L’unica alternativa di sinistra al Partito della Nazione di Renzi è fuori dal Pd

pubblicato su huffingtonpost.it

Non ce la facciamo. Non ci piace la legge elettorale imposta da Matteo Renzi, non ci piace il merito di buona parte delle sue politiche e non ci piace nemmeno il suo stile “bullista” (che peraltro, bisogna ammetterlo e magari cominciare a ragionarci, è tra le ragioni principali del suo successo), però non ce la facciamo a considerare un’alternativa credibile e convincente al “Partito di Renzi” questa schiera di notabili – da D’Alema a Bersani, da Epifani a Bindi, fino ai più giovani (anagraficamente) Cuperlo e Speranza – che ora si ribellano alla furia plebiscitaria del renzismo.

Non ce la facciamo perché in politica le biografie, molto più dell’anagrafe, contano, e nel curriculum vitae di questi novelli “indignados” non vi è traccia di pensieri e comportamenti che assomiglino anche solo da lontano a ciò che per noi dovrebbe essere una sinistra degli anni 2000 vera e credibile.
Strillano contro le riforme istituzionali approvate a colpi di maggioranza, ma nel 2001 sono stati i primi a fare così, cambiando – in peggio – il titolo V della Costituzione.

Strillano perché Matteo Renzi tradisce l’ispirazione di sinistra dell’elettorato Pd, ma non hanno mai provato, quando la sinistra italiana erano loro, a costruire sulle macerie del post-Pci una sinistra “contemporanea” capace di restare se stessa e però di rinnovarsi in profondità  – dalle politiche economiche, ai diritti civili, all’ambiente, alla rappresentanza di milioni di esclusi dalle tutele sociali – , di superare il tanto di obsoleto del socialismo e del sindacalismo novecenteschi.

Strillano contro il neoliberismo del “Jobs act”, ma per due decenni hanno pienamente partecipato alla bancarotta politica e culturale di una sinistra europea sempre più “embedded”. Vi è un’immagine che descrive alla perfezione questo “scivolamento”, è la foto di gruppo dei leader che parteciparono al vertice del G8 nel giugno 1999 a Colonia: tutti politici di centrosinistra a partire dal succitato D’Alema, primattori di quella “sinistra di governo” rimasta totalmente e volutamente estranea alle domande di cambiamento – lotta allo strapotere della finanza, diritti, ambiente, beni comuni – che in quegli stessi anni segnavano la stagione dei movimenti altermondialisti.

Infine non strillano affatto, anzi restano rigorosamente silenti, per i tanti “impresentabili” oggi alleati o “pupilli” di Renzi: e questa è quasi una scelta di coerenza, perché molti degli “impresentabili” – Crisafulli, De Luca, Paita… – sono loro creature.

Non ce la facciamo a pensare a questi qui come ai capi di una futuribile sinistra sociale, liberale, ecologista.

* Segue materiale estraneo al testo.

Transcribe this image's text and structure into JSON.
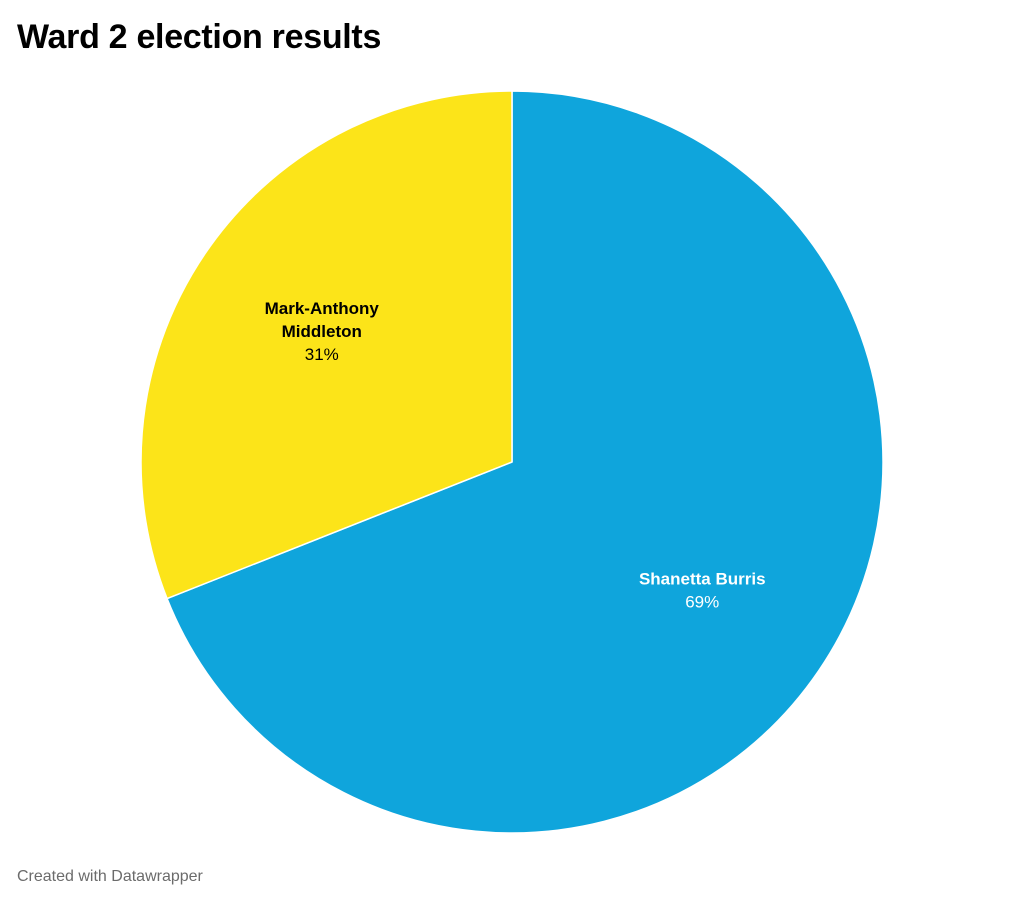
{
  "title": "Ward 2 election results",
  "footer": {
    "credit": "Created with Datawrapper"
  },
  "chart_data": {
    "type": "pie",
    "title": "Ward 2 election results",
    "slices": [
      {
        "label": "Shanetta Burris",
        "label_lines": [
          "Shanetta Burris"
        ],
        "value": 69,
        "value_label": "69%",
        "color": "#0fa5dc",
        "text_color": "#ffffff"
      },
      {
        "label": "Mark-Anthony Middleton",
        "label_lines": [
          "Mark-Anthony",
          "Middleton"
        ],
        "value": 31,
        "value_label": "31%",
        "color": "#fce419",
        "text_color": "#000000"
      }
    ],
    "start": "12 o'clock",
    "direction": "clockwise",
    "slice_border_color": "#ffffff"
  }
}
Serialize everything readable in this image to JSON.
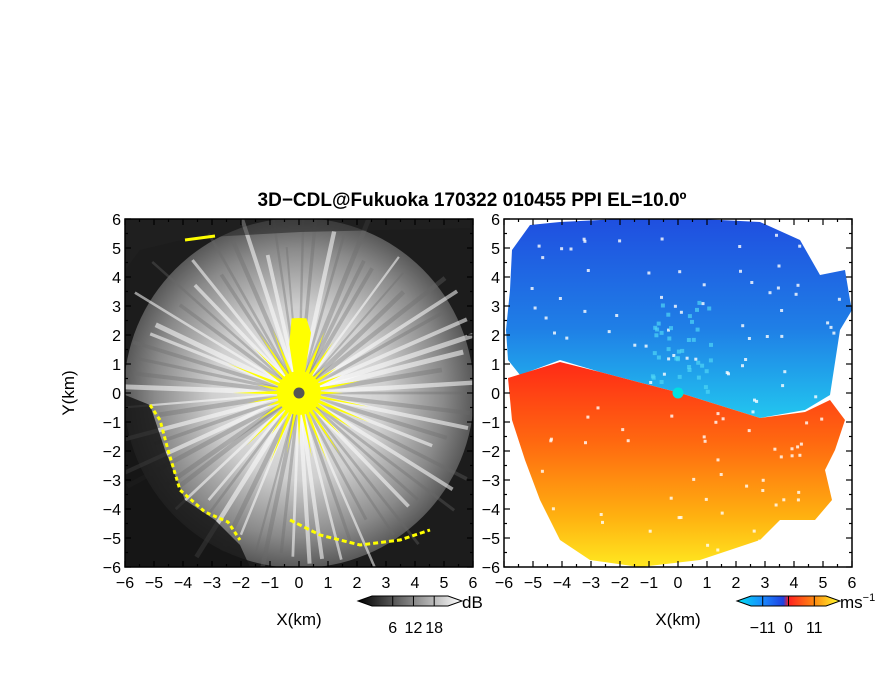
{
  "title": "3D−CDL@Fukuoka 170322 010455 PPI EL=10.0º",
  "colors": {
    "highlight": "#ffff00",
    "radar_center": "#555555",
    "doppler_center": "#00e0e0"
  },
  "chart_data": [
    {
      "type": "heatmap",
      "panel": "left",
      "quantity": "backscatter intensity",
      "xlabel": "X(km)",
      "ylabel": "Y(km)",
      "xlim": [
        -6,
        6
      ],
      "ylim": [
        -6,
        6
      ],
      "xticks": [
        "−6",
        "−5",
        "−4",
        "−3",
        "−2",
        "−1",
        "0",
        "1",
        "2",
        "3",
        "4",
        "5",
        "6"
      ],
      "yticks": [
        "6",
        "5",
        "4",
        "3",
        "2",
        "1",
        "0",
        "−1",
        "−2",
        "−3",
        "−4",
        "−5",
        "−6"
      ],
      "colorbar": {
        "unit": "dB",
        "ticks": [
          "6",
          "12",
          "18"
        ],
        "range": [
          0,
          22
        ],
        "colormap": "grayscale"
      }
    },
    {
      "type": "heatmap",
      "panel": "right",
      "quantity": "radial velocity",
      "xlabel": "X(km)",
      "ylabel": "",
      "xlim": [
        -6,
        6
      ],
      "ylim": [
        -6,
        6
      ],
      "xticks": [
        "−6",
        "−5",
        "−4",
        "−3",
        "−2",
        "−1",
        "0",
        "1",
        "2",
        "3",
        "4",
        "5",
        "6"
      ],
      "yticks": [
        "6",
        "5",
        "4",
        "3",
        "2",
        "1",
        "0",
        "−1",
        "−2",
        "−3",
        "−4",
        "−5",
        "−6"
      ],
      "colorbar": {
        "unit": "ms",
        "unit_exp": "−1",
        "ticks": [
          "−11",
          "0",
          "11"
        ],
        "range": [
          -16,
          16
        ],
        "colormap": "blue-red-yellow"
      }
    }
  ]
}
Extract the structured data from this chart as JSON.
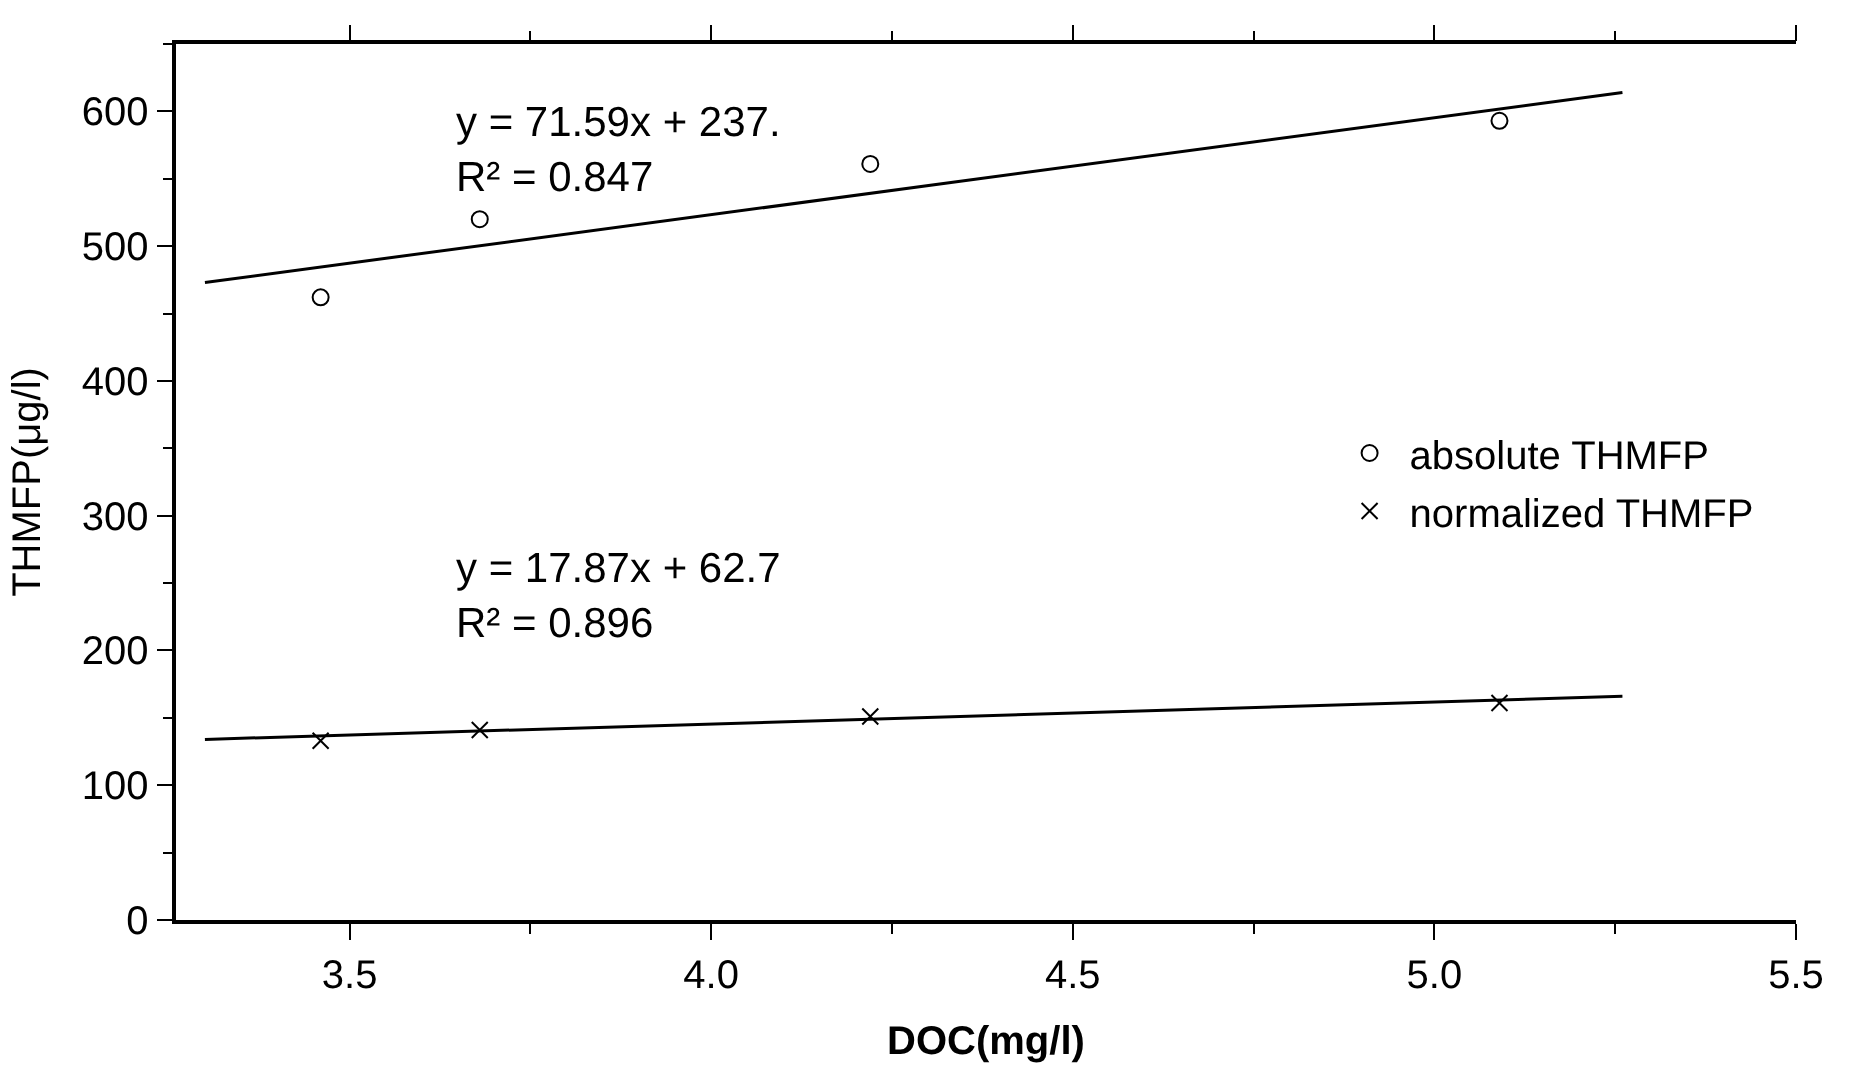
{
  "chart_data": {
    "type": "scatter",
    "xlabel": "DOC(mg/l)",
    "ylabel": "THMFP(μg/l)",
    "xlim": [
      3.26,
      5.5
    ],
    "xticks": [
      3.5,
      {
        "value": 4.0,
        "label": "4.0"
      },
      4.5,
      {
        "value": 5.0,
        "label": "5.0"
      },
      5.5
    ],
    "ylim": [
      0,
      650
    ],
    "yticks": [
      0,
      100,
      200,
      300,
      400,
      500,
      600
    ],
    "legend": "right",
    "series": [
      {
        "name": "absolute THMFP",
        "color": "#000000",
        "marker": "circle",
        "x": [
          3.46,
          3.68,
          4.22,
          5.09
        ],
        "values": [
          462,
          520,
          561,
          593
        ]
      },
      {
        "name": "normalized THMFP",
        "color": "#000000",
        "marker": "cross",
        "x": [
          3.46,
          3.68,
          4.22,
          5.09
        ],
        "values": [
          133,
          141,
          151,
          161
        ]
      },
      {
        "type": "line",
        "color": "#000000",
        "marker": "none",
        "x": [
          3.3,
          5.26
        ],
        "values": [
          473,
          614
        ]
      },
      {
        "type": "line",
        "color": "#000000",
        "marker": "none",
        "x": [
          3.3,
          5.26
        ],
        "values": [
          134,
          166
        ]
      }
    ],
    "annotations": [
      "y = 71.59x + 237.\nR² = 0.847",
      "y = 17.87x + 62.7\nR² = 0.896"
    ]
  }
}
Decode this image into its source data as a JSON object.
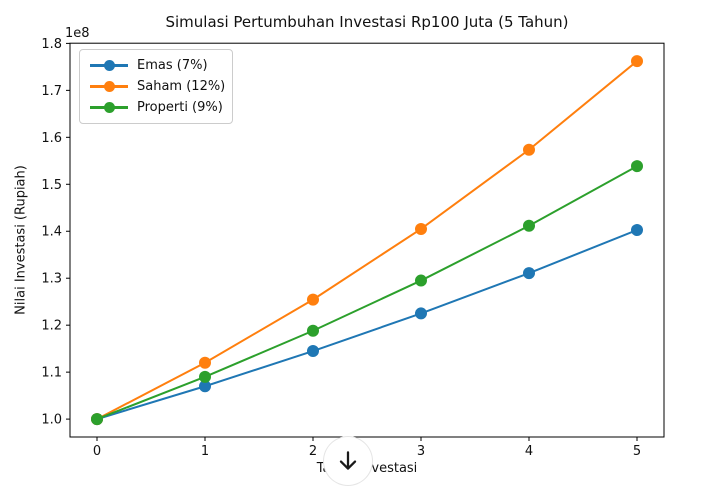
{
  "chart_data": {
    "type": "line",
    "title": "Simulasi Pertumbuhan Investasi Rp100 Juta (5 Tahun)",
    "xlabel": "Tahun Investasi",
    "ylabel": "Nilai Investasi (Rupiah)",
    "y_offset_text": "1e8",
    "value_scale": "1e8",
    "x": [
      0,
      1,
      2,
      3,
      4,
      5
    ],
    "xtick_labels": [
      "0",
      "1",
      "2",
      "3",
      "4",
      "5"
    ],
    "ytick_values": [
      1.0,
      1.1,
      1.2,
      1.3,
      1.4,
      1.5,
      1.6,
      1.7,
      1.8
    ],
    "ytick_labels": [
      "1.0",
      "1.1",
      "1.2",
      "1.3",
      "1.4",
      "1.5",
      "1.6",
      "1.7",
      "1.8"
    ],
    "xlim": [
      -0.25,
      5.25
    ],
    "ylim": [
      0.9619,
      1.8004
    ],
    "grid": false,
    "legend_position": "upper left",
    "series": [
      {
        "name": "Emas (7%)",
        "color": "#1f77b4",
        "values": [
          1.0,
          1.07,
          1.1449,
          1.225,
          1.3108,
          1.4026
        ]
      },
      {
        "name": "Saham (12%)",
        "color": "#ff7f0e",
        "values": [
          1.0,
          1.12,
          1.2544,
          1.4049,
          1.5735,
          1.7623
        ]
      },
      {
        "name": "Properti (9%)",
        "color": "#2ca02c",
        "values": [
          1.0,
          1.09,
          1.1881,
          1.295,
          1.4116,
          1.5386
        ]
      }
    ]
  },
  "overlay": {
    "scroll_down_button": {
      "icon": "down-arrow"
    }
  }
}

Se Renzi incarna, meglio ancora di D’Alema e Bersani, un riformismo talmente sbiadito da confondersi con le ricette della destra, dall’altra parte vi è un gruppo di politici spompati e senza idee, che del trionfo renziano sono stati causa prima che vittime. Inutile girarci intorno, questo è oggi il Pd: la convivenza forzata tra “Partito della Nazione” renziano, la proiezione politica in salsa nuovista delle larghe intese che governano l’Italia dal 2011, e “partitino della reazione” di una nomenclatura sconfitta e rancorosa. Lì dentro ormai non vi è spazio né modo per costruire risposte convincenti alla domanda, che cresce, di una sinistra all’altezza dei problemi e delle sfide del mondo attuale. No, per una sinistra così può esserci vita e futuro solo fuori dal Pd.